Nvidia has developed location verification software that can estimate which country its AI chips are running in, according to a Reuters report based on people familiar with the project and an emailed Nvidia statement.
The unreleased feature has been demonstrated privately to customers and would be offered as an optional software service layered on top of the confidential computing capabilities already built into Nvidia GPUs.
Reuters reports that the tool would run as a customer-installed agent, using GPU telemetry and the time it takes to communicate with Nvidia-operated servers to track fleet performance and approximate location, similar to other internet-based geolocation services. In its statement to Reuters, Nvidia said it is “in the process of implementing a new software service that empowers data center operators to monitor the health and inventory of their entire AI GPU fleet,” adding that the agent will use telemetry to monitor “health, integrity and inventory.”

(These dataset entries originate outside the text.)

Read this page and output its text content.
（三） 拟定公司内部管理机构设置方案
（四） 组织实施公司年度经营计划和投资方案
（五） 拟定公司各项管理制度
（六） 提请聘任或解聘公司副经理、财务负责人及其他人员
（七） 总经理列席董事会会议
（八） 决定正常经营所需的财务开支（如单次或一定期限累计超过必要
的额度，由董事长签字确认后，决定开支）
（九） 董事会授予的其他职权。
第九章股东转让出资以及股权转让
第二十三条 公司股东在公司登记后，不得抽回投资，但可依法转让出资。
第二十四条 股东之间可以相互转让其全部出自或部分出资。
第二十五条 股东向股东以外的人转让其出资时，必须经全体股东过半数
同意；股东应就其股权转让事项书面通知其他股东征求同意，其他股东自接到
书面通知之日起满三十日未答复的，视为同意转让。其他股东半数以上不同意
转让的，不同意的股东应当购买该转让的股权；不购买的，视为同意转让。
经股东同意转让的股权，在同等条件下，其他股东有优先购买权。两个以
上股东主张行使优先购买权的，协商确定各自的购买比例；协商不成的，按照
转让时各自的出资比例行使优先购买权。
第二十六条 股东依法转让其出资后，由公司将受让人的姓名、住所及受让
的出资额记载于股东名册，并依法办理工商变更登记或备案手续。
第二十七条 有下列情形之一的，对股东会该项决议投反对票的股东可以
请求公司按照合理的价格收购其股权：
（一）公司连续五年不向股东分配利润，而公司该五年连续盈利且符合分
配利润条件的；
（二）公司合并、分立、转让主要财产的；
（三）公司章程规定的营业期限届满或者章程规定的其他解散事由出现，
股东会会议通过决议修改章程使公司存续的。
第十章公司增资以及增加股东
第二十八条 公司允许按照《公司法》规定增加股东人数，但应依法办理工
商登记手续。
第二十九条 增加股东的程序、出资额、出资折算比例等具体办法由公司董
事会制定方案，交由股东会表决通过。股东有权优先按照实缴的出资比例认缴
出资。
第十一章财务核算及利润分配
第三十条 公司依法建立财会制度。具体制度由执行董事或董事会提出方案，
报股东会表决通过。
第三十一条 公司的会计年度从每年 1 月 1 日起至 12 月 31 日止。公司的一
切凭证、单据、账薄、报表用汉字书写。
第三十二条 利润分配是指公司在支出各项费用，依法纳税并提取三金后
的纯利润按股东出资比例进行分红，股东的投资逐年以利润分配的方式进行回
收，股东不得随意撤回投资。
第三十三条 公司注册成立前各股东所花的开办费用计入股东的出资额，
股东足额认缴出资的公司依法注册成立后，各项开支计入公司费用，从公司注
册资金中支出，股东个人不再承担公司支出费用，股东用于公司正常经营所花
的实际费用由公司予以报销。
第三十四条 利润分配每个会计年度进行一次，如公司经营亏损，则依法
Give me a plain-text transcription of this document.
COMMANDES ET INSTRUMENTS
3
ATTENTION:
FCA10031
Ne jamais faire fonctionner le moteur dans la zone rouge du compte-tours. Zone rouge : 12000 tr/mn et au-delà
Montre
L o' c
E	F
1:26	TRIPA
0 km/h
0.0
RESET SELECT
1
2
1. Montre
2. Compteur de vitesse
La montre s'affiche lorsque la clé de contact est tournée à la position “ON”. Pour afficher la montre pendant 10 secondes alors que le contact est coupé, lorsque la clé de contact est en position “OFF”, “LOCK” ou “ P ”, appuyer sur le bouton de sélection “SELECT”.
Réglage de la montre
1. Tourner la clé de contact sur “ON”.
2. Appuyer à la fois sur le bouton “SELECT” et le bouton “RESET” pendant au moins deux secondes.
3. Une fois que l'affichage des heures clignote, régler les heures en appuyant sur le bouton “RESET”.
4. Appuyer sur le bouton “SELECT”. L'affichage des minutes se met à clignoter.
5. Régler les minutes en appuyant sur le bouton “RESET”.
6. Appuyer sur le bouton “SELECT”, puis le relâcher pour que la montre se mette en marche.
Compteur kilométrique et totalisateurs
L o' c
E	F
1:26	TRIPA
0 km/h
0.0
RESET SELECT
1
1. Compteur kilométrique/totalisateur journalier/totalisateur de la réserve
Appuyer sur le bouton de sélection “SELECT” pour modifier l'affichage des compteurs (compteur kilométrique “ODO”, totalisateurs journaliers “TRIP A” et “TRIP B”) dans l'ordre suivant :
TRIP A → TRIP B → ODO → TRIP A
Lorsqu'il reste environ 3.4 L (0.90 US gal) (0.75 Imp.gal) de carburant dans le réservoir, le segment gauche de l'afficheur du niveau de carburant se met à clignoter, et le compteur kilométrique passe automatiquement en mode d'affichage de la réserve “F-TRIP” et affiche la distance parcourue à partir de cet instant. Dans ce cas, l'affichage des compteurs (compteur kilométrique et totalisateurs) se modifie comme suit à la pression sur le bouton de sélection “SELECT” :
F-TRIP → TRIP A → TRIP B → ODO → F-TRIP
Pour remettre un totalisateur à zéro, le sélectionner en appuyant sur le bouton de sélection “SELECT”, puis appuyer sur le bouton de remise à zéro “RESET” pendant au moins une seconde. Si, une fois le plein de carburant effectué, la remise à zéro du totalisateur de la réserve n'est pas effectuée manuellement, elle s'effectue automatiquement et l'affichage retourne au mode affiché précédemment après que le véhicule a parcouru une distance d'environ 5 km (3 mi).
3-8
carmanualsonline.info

The company plans to enable the location feature first on its latest Blackwell chips, which add stronger attestation and security controls compared with the Hopper and Ampere generations, and is exploring options for older hardware, Reuters said.
The project comes as the U.S. Justice Department prosecutes China-linked smuggling schemes that allegedly tried to move at least tens of millions of dollars’ worth of H100 and H200 GPUs into restricted markets, and as Washington pressures chipmakers to show their export-controlled hardware stays in approved countries.
Those U.S. demands have already prompted pushback from Beijing. China’s Cyberspace Administration summoned Nvidia in July over alleged “backdoor safety risks” in its H20 chips, including potential tracking and remote shutdown functions. Nvidia told that it does not have ‘backdoors’ in our chips that would give anyone a remote way to access or control them.”
One possible future in which location checks become part of the GPU software stack, giving operators another way to document where high-end chips are deployed as governments weigh how to enforce Trump’s recent decision to permit H200 exports to “approved customers” in China with a 25% levy on those sales.